Option typeGood forNot good for
Open-source FSM or ERPControl, customization, self-hosting, no per-seat licensing, data ownershipTeams without technical ownership
Free SaaS FSM planFast setup, small teams, low-risk trialsSource-code access, deep customization, self-hosting
Proprietary enterprise FSMMature mobile apps, support SLAs, implementation partners, packaged featuresBuyers avoiding vendor lock-in or license fees

This is where the original open-source shortlist often gets muddy. ServiceMax is a serious enterprise FSM product, but it is not an open-source option. Field Promax may be accessible for smaller service teams, but it is a proprietary SaaS product, not an open-source platform. They can still be relevant alternatives; they just should not be evaluated as open source.

Implementation checklist

Before choosing any open-source field-service platform, answer these questions:

  1. Do we need a complete FSM product, or only work orders, maintenance, inventory, or forms?
  2. Who will own hosting, backups, patching, and upgrades?
  3. Do technicians need native mobile apps or offline access?
  4. Do dispatchers need a visual board, map, route optimization, or calendar?
  5. Does inventory need to include van stock, warehouses, serial numbers, lots, or reorder rules?
  6. Does accounting need to sync with invoices, purchase orders, taxes, and payments?
  7. What data needs to migrate before go-live?
  8. How will we document customizations so upgrades do not break the workflow?
  9. What support source will we use: community, partner, internal team, or paid vendor?
  10. What will we do if the project is no longer actively maintained?

For a small pilot, keep the first rollout narrow:

  1. Start with one service line, branch, or technician group.
  2. Move only customer, asset, and open-work-order data needed for the pilot.
  3. Test scheduling, work-order completion, inventory usage, and invoicing end to end.
  4. Collect technician feedback before adding more modules.
  5. Freeze customizations until the core workflow is stable.

Bottom line

If you want real open-source field service software, start with Odoo Community + OCA Field Service. It is the most direct fit for FSM workflows.

If you want service operations inside a broader business system, evaluate ERPNext.

If the work is internal facility or asset maintenance, evaluate openMAINT.

If your team says “we need something custom,” evaluate Budibase only after accepting that you are building and owning an internal app.

For everyone else, be honest about the tradeoff: a paid or free proprietary FSM product may cost more in licenses but less in ownership burden. Open source is worth it when control, customization, self-hosting, and data ownership are more valuable than turnkey convenience.

Frequently asked questions

  1. Is there a complete open-source ServiceTitan alternative?

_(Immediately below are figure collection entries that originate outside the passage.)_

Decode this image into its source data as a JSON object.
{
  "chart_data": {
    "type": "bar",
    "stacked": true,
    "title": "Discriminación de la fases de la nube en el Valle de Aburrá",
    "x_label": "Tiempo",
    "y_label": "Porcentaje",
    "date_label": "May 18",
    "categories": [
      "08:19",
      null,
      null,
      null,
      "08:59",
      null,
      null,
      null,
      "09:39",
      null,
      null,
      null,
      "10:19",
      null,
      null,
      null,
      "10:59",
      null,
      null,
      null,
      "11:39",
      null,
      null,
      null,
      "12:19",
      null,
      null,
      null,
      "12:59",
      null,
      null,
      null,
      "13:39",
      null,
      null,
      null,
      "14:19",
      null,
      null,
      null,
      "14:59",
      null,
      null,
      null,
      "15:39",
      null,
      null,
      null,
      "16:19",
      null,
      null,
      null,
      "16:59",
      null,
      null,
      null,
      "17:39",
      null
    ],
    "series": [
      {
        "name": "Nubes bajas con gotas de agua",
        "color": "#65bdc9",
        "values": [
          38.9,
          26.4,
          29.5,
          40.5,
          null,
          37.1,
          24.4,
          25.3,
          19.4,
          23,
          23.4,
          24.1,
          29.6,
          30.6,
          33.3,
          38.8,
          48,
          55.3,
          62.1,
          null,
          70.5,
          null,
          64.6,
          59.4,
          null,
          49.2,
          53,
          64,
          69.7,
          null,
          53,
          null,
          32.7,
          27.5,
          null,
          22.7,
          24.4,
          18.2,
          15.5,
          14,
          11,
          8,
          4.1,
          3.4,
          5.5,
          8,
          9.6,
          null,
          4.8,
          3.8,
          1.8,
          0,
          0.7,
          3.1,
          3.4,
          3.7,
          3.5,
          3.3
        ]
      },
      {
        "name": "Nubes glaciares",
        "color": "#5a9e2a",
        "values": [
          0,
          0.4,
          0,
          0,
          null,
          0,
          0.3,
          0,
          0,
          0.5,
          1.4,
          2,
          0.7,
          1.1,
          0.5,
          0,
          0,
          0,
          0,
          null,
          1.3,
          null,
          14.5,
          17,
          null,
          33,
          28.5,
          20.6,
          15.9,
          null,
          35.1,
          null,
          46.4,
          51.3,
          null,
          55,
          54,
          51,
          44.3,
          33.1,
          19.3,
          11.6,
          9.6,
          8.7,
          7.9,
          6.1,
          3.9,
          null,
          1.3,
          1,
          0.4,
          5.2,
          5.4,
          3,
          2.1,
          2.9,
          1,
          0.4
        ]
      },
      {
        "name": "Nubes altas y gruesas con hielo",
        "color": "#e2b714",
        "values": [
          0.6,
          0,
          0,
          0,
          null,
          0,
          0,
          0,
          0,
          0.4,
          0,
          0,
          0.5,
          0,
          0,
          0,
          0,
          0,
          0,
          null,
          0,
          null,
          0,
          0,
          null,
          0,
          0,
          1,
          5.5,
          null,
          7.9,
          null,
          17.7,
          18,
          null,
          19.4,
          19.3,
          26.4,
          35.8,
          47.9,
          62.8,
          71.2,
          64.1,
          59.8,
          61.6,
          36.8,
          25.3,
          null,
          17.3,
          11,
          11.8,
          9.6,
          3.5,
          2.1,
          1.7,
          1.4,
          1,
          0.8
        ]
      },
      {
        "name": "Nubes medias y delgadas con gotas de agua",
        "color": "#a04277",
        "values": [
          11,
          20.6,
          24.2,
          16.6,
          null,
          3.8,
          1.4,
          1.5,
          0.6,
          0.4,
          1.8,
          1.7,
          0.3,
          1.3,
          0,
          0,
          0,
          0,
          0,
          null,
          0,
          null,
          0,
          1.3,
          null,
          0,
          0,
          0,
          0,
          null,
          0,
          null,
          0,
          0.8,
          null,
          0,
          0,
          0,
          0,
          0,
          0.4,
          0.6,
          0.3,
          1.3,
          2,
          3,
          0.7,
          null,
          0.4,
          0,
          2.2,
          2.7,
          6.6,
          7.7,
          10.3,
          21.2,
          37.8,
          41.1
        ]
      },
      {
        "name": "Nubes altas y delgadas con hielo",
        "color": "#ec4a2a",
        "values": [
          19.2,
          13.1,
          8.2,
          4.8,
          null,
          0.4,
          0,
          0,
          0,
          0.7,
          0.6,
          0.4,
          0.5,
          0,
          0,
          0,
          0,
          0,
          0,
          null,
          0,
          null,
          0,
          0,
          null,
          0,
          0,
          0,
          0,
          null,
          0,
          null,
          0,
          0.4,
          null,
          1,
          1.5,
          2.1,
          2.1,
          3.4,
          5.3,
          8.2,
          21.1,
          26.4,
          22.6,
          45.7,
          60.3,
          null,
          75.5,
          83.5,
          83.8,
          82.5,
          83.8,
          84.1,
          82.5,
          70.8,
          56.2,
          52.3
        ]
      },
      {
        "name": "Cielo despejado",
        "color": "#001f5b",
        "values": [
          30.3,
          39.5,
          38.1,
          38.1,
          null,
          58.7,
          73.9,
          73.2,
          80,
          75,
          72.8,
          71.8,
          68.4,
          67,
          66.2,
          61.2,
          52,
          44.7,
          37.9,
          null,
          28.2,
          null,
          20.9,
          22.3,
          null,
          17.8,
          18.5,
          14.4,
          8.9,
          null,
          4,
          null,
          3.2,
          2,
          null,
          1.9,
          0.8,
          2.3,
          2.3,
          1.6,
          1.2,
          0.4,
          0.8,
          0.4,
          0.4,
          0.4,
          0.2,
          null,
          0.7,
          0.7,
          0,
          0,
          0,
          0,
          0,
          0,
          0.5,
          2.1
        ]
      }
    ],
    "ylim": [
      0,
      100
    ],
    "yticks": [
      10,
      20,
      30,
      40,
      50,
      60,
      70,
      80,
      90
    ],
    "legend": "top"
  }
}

    Not cleanly. The closest open-source path is Odoo Community plus OCA Field Service, but it requires configuration and technical ownership.

  2. What is the best open-source FSM option for small businesses?

    For a technical small business, start with Odoo Community plus OCA Field Service. For a very small repair shop, LibreWO may be enough.

  3. Is free field service software the same as open-source field service software?

    No. Free software may still be proprietary. Open source means the source code is available under a license that allows use, inspection, and modification.

  4. Can I run open-source FSM without a developer?

    Usually not for a full FSM deployment. Simple work-order tools may be manageable, but dispatch, mobile, inventory, and accounting integrations need technical help.

  5. Which open-source option is best for facility maintenance?

    openMAINT is the best fit when the work is organized around buildings, rooms, assets, preventive maintenance, and facility records.